BACKGROUND AND OBJECTIVES: Thrombospondin type-I domain-containing 7A (THSD7A) was recently identified as the target antigen in about 10% of patients with M-type phospholipase A2 receptor (PLA2R)-negative membranous nephropathy in European and North American populations. The prevalence of THSD7A in other populations and their clinical associations deserve further clarification. DESIGN, SETTING, PARTICIPANTS, & MEASUREMENTS: Immunofluorescence assay was performed to investigate anti-THSD7A antibodies in 578 consecutive patients with biopsy-proven idiopathic membranous nephropathy, 114 patients with secondary membranous nephropathy, 64 disease controls, and 20 healthy controls. Glomerular expression of THSD7A antigen was examined by immunohistochemistry. Anti-PLA2R antibodies and glomerular PLA2R expression were also screened. RESULTS: Among the 578 patients with idiopathic membranous nephropathy, 12 (2%) patients were identified as THSD7A-positive: ten patients were THSD7A-positive alone, which accounted for 16% (ten of 64) of PLA2R-negative patients; two patients were dual-positive for both anti-THSD7A and anti-PLA2R antibodies and showed enhanced expression of both antigens colocalized in glomeruli.

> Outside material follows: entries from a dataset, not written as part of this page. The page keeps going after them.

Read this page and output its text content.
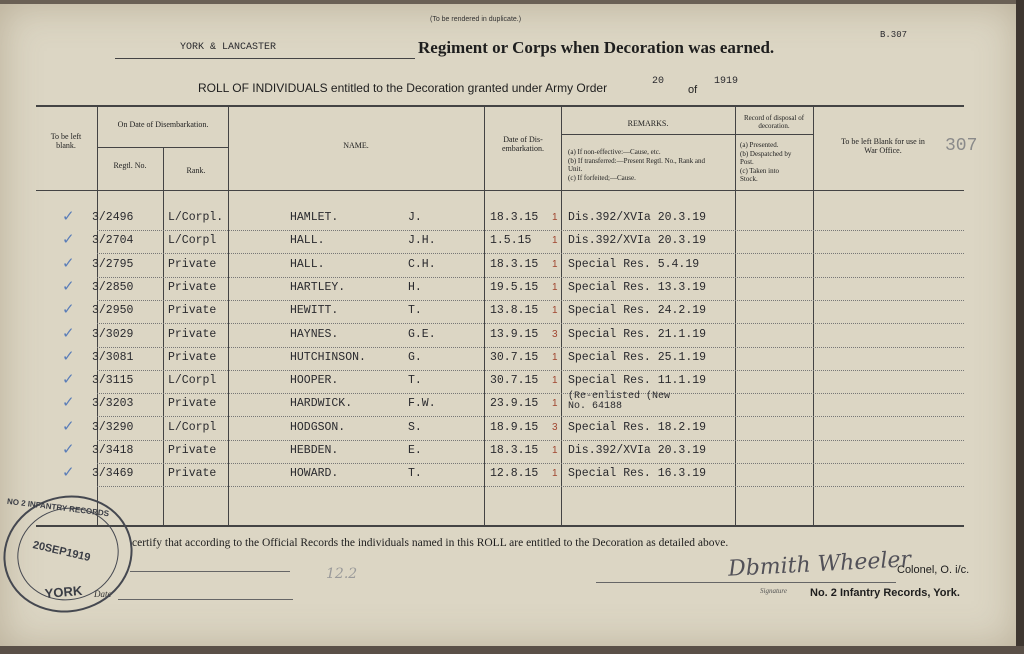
(To be rendered in duplicate.)
B.307
307
YORK & LANCASTER	Regiment or Corps when Decoration was earned.
ROLL OF INDIVIDUALS entitled to the Decoration granted under Army Order	20
of
1919
To be left blank.
On Date of Disembarkation.
Regtl. No.
Rank.
NAME.
Date of Dis-embarkation.
REMARKS.
(a) If non-effective:—Cause, etc.
(b) If transferred:—Present Regtl. No., Rank and Unit.
(c) If forfeited;—Cause.
Record of disposal of decoration.
(a) Presented.
(b) Despatched by Post.
(c) Taken into Stock.
To be left Blank for use in War Office.
✓ 3/2496	L/Corpl.	HAMLET.	J.	18.3.15 1 Dis.392/XVIa 20.3.19
✓ 3/2704	L/Corpl	HALL.	J.H.	1.5.15 1 Dis.392/XVIa 20.3.19
✓ 3/2795	Private	HALL.	C.H.	18.3.15 1 Special Res. 5.4.19
✓ 3/2850	Private	HARTLEY.	H.	19.5.15 1 Special Res. 13.3.19
✓ 3/2950	Private	HEWITT.	T.	13.8.15 1 Special Res. 24.2.19
✓ 3/3029	Private	HAYNES.	G.E.	13.9.15 3 Special Res. 21.1.19
✓ 3/3081	Private	HUTCHINSON.	G.	30.7.15 1 Special Res. 25.1.19
✓ 3/3115	L/Corpl	HOOPER.	T.	30.7.15 1 Special Res. 11.1.19
✓ 3/3203	Private	HARDWICK.	F.W.	23.9.15 1
(Re-enlisted (New No. 64188
✓ 3/3290	L/Corpl	HODGSON.	S.	18.9.15 3 Special Res. 18.2.19
✓ 3/3418	Private	HEBDEN.	E.	18.3.15 1 Dis.392/XVIa 20.3.19
✓ 3/3469	Private	HOWARD.	T.	12.8.15 1 Special Res. 16.3.19
certify that according to the Official Records the individuals named in this ROLL are entitled to the Decoration as detailed above.
12.2
Date
Dbmith Wheeler
Signature
Colonel, O. i/c.
No. 2 Infantry Records, York.
NO 2 INFANTRY RECORDS
20SEP1919
YORK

Among the 114 patients with secondary membranous nephropathy, one among 44 (2%) patients with cancer had anti-THSD7A antibodies, whereas 18 of 44 (41%) had anti-PLA2R antibodies. No anti-THSD7A antibody was detected in other disease controls or healthy individuals. Clinical features were comparable between the patients with and without THSD7A. During follow-up, two patients who achieved remission had a clearance of circulating antibodies against THSD7A, whereas antibodies increased in parallel with proteinuria in a patient with a relapse. CONCLUSIONS: THSD7A-associated membranous nephropathy has a low prevalence in Chinese patients. The double-positive patients suggest dual autoimmune responses.